Não me entenda mal, muitos dos mecanismos de jogo são relativamente fáceis de entender, e, para ser justo, a maior parte do combate é frequentemente feita de spam de um feitiço até que apenas um inimigo reste. O que o torna difícil é o fato de que, à medida que o tempo se aproxima de seu marcador de cinco minutos, mais inimigos tendem a invadir o mapa, o que pode tornar as explorações solo muito mais curtas do que, por exemplo, as explorações conjuntas.

Para o que vale, eu encontrei meu tempo em Wizard with a Gun mais ou menos agradável, principalmente devido ao fato simples de que eu tinha outro explorador armado para experimentá-lo comigo.

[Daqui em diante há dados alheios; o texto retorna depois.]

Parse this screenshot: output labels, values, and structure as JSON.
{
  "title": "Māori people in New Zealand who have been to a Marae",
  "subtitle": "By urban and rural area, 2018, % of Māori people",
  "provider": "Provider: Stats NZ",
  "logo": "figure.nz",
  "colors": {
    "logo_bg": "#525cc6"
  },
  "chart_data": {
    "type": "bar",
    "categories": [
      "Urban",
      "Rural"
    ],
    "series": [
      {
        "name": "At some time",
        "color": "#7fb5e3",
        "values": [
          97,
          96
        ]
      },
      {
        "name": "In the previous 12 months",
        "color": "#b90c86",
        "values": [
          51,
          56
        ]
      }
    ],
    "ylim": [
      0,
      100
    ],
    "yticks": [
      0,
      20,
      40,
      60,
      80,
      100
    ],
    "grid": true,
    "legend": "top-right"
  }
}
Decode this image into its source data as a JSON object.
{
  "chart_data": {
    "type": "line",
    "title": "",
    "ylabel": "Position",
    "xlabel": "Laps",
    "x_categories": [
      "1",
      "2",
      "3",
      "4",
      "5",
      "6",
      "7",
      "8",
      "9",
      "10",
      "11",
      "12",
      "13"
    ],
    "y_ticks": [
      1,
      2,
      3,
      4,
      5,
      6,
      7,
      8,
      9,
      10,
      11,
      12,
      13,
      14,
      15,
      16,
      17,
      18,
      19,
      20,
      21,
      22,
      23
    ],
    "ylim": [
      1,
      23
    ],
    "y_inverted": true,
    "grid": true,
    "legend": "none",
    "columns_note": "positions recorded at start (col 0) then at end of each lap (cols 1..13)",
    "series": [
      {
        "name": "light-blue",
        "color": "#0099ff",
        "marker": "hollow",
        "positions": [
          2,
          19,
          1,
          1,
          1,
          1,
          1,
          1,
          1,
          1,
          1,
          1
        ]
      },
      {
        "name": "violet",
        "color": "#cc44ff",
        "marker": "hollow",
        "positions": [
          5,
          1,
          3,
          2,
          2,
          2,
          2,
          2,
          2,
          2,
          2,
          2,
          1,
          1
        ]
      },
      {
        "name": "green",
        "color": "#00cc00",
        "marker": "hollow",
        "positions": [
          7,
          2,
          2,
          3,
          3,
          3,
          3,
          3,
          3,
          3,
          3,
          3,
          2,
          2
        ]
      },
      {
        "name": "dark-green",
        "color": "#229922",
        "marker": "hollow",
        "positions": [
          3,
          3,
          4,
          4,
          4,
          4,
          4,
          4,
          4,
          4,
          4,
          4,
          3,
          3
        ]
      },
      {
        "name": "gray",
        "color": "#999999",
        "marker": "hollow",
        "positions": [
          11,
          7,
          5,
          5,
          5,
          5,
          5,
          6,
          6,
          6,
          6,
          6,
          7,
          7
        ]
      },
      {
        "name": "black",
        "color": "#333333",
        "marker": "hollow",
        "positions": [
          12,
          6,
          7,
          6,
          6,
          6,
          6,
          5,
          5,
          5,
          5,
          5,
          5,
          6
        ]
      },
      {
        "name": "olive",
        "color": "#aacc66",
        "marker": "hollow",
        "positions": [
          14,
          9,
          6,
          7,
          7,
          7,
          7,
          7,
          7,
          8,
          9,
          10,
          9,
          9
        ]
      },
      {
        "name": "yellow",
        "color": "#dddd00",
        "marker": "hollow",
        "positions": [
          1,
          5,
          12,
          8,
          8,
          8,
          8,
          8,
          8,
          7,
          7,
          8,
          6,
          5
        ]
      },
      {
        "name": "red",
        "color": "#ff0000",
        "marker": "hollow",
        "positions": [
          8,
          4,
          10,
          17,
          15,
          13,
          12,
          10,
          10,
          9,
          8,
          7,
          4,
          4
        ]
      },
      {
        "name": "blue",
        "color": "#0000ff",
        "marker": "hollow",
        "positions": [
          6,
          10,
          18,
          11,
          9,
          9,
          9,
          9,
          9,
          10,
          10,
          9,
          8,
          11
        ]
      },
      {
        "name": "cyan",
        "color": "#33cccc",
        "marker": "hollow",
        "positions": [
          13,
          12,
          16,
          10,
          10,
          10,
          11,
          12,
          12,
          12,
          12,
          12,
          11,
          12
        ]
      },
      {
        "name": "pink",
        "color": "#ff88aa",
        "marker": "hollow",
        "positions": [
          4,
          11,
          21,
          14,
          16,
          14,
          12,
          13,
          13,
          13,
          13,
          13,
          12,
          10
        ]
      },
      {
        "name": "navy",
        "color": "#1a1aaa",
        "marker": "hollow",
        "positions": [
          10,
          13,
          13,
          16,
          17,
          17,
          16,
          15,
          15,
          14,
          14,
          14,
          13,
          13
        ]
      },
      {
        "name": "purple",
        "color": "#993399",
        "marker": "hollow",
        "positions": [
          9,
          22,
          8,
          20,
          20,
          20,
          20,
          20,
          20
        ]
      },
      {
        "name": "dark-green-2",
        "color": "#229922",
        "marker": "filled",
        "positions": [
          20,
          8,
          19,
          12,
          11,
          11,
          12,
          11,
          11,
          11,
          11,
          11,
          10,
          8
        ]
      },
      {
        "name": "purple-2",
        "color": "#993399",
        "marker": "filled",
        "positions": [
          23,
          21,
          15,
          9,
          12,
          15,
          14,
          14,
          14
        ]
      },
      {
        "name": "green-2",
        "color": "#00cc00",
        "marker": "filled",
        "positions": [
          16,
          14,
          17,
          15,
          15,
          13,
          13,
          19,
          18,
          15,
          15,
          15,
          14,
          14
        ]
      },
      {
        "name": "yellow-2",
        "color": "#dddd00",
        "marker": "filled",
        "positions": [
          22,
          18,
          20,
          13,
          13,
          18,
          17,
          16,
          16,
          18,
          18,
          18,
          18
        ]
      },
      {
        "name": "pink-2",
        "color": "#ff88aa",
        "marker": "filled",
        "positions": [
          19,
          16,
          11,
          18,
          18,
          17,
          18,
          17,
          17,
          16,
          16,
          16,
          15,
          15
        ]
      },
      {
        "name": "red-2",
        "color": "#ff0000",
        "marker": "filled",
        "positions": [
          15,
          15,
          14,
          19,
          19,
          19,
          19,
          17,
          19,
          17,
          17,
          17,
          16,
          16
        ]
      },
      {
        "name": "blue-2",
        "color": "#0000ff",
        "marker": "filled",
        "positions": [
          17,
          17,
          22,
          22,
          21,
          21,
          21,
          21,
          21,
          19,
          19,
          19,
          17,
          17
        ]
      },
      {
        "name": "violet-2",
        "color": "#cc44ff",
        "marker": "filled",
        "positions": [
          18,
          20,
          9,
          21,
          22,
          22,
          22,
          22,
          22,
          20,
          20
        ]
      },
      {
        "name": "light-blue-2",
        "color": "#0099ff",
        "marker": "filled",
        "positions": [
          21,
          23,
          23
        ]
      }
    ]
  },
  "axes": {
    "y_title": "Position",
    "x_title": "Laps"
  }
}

Quanto aos jogos cooperativos, certamente está lá com muitos IPs clássicos de seu tipo, e ajuda que há muito valor de replay também. Então, mais uma vez, enquanto você pode lutar para obter o máximo dele como um viajante solitário, você está fadado a se divertir com ele como um duo — e então algum.

Revisão de Wizard with a Gun (Xbox Series X|S, PlayStation 5 e PC)

Um Conjuro de Balas

Wizard with a Gun é exatamente o que diz na lata: um shooter de twin-stick que, apesar de seu combate relativamente duvidoso, raramente leva a si mesmo muito a sério. Com certeza é um pouco monótono quando experimentado sozinho, mas onde ele falta em engajamento de um jogador, ele mais do que compensa de várias outras maneiras.

Jord é Líder de Equipe interino no gaming.net. Se ele não estiver tagarelando em suas listas diárias, então ele provavelmente está fora escrevendo romances de fantasia ou raspando o Game Pass de todos os seus indies esquecidos.